18. Kisah

658 110 92
                                    

Hening alobar malam disertai padamnya massa yang menuntut beragam rutinitas sejak tadi pagi, rasanya menjadi waktu yang paling tepat untuk membiarkan pikiran melarung ke bagian terpencil dalam benak.
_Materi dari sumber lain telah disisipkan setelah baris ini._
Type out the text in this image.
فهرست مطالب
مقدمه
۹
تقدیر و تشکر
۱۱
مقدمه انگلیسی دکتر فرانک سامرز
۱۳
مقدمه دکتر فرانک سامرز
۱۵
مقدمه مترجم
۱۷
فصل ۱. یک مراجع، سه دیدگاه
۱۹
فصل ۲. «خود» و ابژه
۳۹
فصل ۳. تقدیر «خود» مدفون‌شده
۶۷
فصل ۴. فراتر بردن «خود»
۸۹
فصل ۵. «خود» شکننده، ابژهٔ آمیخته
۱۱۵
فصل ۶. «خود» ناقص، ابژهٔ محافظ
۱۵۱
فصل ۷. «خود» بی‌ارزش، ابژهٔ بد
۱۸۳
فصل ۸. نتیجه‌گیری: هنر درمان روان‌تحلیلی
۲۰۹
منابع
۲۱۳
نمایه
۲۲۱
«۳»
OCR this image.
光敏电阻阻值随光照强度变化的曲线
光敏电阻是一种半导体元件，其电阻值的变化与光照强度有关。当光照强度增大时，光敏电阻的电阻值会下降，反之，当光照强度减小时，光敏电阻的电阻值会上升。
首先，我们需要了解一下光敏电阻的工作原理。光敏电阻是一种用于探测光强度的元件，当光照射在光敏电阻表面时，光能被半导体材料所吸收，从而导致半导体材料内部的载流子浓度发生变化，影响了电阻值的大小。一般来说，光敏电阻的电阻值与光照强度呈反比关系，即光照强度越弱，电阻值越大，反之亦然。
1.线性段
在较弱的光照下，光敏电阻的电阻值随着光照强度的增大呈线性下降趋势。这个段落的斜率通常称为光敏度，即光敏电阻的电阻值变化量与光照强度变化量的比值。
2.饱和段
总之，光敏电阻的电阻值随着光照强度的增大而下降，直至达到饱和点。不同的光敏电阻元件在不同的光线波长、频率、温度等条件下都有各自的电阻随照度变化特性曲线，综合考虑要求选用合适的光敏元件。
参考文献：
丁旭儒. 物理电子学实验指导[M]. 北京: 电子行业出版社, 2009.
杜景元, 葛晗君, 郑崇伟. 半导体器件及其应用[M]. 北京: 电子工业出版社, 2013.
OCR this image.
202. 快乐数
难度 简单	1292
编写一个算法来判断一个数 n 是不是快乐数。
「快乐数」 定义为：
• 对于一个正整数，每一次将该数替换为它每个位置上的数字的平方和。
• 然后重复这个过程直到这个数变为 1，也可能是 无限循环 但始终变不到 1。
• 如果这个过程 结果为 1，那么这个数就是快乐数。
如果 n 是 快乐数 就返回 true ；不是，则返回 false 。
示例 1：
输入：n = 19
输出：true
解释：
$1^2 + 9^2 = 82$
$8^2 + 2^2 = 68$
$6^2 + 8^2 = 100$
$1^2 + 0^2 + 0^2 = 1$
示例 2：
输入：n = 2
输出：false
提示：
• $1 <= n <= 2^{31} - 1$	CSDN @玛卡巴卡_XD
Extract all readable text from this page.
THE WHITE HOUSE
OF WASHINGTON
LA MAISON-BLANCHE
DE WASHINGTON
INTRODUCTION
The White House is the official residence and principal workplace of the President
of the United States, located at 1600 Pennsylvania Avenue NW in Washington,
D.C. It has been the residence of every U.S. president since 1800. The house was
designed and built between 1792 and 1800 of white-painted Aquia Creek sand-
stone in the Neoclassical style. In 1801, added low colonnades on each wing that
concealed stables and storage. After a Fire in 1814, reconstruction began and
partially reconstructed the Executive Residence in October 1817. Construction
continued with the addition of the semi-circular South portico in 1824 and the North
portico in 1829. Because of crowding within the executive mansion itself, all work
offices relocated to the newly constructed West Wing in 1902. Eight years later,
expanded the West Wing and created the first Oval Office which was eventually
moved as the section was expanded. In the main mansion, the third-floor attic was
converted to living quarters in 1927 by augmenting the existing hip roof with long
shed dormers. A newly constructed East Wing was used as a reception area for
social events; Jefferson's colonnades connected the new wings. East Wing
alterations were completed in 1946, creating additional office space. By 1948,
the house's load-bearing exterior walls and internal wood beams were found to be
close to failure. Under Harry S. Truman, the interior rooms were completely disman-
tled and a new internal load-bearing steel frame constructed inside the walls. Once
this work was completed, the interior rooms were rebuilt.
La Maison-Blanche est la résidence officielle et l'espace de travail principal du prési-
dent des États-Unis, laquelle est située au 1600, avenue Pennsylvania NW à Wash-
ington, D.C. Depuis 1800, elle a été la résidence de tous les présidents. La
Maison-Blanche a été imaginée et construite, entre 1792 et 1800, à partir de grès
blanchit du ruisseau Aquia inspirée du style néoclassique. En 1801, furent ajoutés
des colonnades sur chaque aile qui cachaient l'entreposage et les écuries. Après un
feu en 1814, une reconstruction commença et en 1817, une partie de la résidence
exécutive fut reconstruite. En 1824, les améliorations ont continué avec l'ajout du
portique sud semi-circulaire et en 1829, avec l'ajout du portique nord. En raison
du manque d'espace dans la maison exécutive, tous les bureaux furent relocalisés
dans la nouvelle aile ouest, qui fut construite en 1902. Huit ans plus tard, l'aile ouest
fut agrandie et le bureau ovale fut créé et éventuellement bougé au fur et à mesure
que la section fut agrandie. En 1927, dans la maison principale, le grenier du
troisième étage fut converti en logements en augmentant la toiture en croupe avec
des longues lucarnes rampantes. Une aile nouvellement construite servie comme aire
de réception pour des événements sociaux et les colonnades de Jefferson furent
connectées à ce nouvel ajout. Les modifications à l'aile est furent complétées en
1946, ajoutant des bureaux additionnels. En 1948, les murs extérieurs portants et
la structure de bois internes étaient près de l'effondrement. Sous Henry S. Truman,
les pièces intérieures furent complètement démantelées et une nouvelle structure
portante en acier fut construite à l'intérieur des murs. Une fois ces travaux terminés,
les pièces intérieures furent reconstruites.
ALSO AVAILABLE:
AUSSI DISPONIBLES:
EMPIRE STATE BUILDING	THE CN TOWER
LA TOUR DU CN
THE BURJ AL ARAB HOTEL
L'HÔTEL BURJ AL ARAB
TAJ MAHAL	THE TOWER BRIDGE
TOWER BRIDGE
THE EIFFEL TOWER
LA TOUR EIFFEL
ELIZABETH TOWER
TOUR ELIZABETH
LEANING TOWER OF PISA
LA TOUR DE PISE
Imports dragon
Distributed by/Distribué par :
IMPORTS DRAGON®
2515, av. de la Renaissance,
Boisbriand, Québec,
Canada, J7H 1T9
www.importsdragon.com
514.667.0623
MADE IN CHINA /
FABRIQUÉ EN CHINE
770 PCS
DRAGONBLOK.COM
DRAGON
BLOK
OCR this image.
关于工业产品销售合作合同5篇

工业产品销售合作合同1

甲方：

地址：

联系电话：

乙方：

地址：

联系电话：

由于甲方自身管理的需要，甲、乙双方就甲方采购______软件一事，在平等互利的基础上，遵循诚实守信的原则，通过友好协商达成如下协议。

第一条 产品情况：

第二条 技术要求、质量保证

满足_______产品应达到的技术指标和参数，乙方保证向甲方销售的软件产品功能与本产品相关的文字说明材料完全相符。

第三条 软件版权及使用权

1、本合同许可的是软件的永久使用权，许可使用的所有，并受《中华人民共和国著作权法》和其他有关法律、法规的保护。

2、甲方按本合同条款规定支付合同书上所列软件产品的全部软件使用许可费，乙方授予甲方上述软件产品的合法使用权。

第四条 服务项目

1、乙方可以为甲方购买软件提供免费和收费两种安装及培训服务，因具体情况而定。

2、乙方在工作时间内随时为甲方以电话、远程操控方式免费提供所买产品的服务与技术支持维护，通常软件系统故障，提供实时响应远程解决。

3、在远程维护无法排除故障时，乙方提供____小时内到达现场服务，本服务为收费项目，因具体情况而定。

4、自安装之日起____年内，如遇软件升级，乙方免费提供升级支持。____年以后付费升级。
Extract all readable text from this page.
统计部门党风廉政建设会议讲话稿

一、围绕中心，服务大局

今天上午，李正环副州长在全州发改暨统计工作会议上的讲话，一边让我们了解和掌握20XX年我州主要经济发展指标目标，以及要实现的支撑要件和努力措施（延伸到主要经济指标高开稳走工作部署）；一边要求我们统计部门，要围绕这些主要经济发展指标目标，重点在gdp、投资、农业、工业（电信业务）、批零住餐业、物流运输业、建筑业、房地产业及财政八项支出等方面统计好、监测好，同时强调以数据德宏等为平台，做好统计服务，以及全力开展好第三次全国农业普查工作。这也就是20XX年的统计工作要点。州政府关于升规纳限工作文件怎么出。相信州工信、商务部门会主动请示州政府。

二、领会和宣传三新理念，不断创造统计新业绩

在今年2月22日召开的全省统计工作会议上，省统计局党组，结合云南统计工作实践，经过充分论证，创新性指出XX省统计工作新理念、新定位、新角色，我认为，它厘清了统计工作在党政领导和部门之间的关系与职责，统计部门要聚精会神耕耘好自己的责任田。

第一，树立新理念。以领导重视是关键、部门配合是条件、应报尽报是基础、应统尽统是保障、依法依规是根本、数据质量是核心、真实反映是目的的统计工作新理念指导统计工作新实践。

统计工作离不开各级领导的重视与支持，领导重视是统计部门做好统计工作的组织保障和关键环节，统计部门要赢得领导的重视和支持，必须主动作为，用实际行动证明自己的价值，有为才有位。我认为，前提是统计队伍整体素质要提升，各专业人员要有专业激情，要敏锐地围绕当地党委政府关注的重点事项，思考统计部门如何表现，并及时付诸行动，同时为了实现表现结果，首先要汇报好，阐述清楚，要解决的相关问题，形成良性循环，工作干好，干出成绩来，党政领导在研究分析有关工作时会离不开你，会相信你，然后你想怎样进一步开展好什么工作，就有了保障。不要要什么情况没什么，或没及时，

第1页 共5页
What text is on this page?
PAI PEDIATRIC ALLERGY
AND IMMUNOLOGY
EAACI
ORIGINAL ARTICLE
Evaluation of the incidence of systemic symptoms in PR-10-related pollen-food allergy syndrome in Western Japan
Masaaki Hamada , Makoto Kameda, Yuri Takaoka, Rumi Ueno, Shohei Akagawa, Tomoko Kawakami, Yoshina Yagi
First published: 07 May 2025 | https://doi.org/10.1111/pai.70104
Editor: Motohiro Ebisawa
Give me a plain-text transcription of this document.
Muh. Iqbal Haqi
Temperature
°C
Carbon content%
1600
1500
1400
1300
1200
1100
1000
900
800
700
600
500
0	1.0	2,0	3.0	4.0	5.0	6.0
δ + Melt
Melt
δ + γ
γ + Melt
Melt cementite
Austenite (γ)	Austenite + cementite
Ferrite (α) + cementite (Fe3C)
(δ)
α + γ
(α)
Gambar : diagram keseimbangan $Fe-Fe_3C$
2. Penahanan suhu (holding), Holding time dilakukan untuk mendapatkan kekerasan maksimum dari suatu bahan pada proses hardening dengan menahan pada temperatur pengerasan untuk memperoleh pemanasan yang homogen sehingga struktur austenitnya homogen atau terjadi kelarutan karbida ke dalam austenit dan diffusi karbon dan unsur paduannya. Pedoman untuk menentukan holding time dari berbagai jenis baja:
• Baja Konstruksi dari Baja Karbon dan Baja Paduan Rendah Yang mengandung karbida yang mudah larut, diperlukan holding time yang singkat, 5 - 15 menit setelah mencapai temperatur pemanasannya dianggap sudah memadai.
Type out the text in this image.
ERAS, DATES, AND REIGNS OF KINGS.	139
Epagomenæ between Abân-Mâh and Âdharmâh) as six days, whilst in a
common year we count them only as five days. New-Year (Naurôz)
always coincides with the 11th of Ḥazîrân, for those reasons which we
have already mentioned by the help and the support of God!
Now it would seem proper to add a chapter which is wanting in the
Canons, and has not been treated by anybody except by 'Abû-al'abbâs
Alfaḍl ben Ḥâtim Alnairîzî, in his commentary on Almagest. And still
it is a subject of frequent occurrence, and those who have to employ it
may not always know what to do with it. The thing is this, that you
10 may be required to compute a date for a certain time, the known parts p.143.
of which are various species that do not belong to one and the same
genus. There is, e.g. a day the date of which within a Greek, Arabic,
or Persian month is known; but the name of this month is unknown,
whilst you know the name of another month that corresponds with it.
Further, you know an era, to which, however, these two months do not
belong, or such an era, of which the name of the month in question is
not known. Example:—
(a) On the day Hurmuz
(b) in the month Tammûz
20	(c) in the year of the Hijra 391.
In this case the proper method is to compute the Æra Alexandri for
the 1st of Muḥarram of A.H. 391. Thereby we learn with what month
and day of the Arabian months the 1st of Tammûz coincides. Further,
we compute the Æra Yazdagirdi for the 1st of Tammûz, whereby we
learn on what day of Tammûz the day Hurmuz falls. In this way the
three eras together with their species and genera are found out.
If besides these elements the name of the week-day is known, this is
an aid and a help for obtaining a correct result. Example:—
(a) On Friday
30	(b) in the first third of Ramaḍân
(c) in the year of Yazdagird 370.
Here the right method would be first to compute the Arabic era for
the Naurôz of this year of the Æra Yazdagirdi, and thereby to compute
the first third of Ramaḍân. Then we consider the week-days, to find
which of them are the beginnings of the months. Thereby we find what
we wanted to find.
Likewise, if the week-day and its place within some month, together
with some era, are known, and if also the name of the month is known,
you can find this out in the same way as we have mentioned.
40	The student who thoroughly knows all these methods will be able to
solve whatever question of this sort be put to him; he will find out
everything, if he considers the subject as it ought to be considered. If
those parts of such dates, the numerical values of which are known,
Di luas kamar pribadinya tersebut, Tama tengah berbaring santai sembari mengangkat lengannya ke atas selaku sanggaan bagi kepala. Berulang kali, laki-laki itu menghela napas panjang seolah akibat ia serampangan menilik sesuatu yang tertuang di buku sketsa milik Luna, barang magis tersebut menjatuhinya efek samping berupa menyerap pasokan udara.

Kilas cerita yang Luna uraikan lewat coretan pensil itu, agaknya memicu beberapa pengalaman buruk di memori Tama. Terutama mulai dari halaman yang menyorot duduknya seorang perempuan di bawah pigura keluarga yang teramat besar, entah kenapa memberi kesan mendalam tentang luka batin yang Tama rasakan.

Memasuki pertengahan buku, garis arsiran Luna juga tampak semakin tebal dan kasar kala memproyeksikan gambaran sudut rumah sehingga menampilkan dua kondisi yang berbeda ketimbang awalan. Tama kira, Luna sedang menyiratkan perihal situasi yang tak terduga atas tempat tinggalnya dahulu yang terbilang aman, tiba-tiba bersanggah kacau begitu saja diwakili hamburan pecahan kaca dan sekian elemen lain yang kurang Tama pahami penafsirannya bagaimana.

Sayang, ketika Tama hendak mengonfirmasi kebenaran tersebut, bel tanda masuk kelas lagi-lagi berbunyi memisahkan mereka dengan percakapan yang belum selesai. Luna menutup pertemuan lewat senyum khasnya yang memilukan, kemudian mengajak Tama pergi keluar seakan tanpa kalimat afirmasinya pun semua sudah jelas diutarakan.

"Lo ... sama kayak gua, Lu?" Tama bersenandika menengadahkan telapak tangannya ke permukaan wajah.

Sedikitnya, kini Tama mengerti mengapa sejak pertemuan pertama, dirinya dan Luna semacam menyuar resonansi sejenis. Apa yang mereka bagi, ternyata bukan sekadar aksi pengasingan diri melainkan spesifikasinya pun berdasar serupa berjudul kerusakan keluarga.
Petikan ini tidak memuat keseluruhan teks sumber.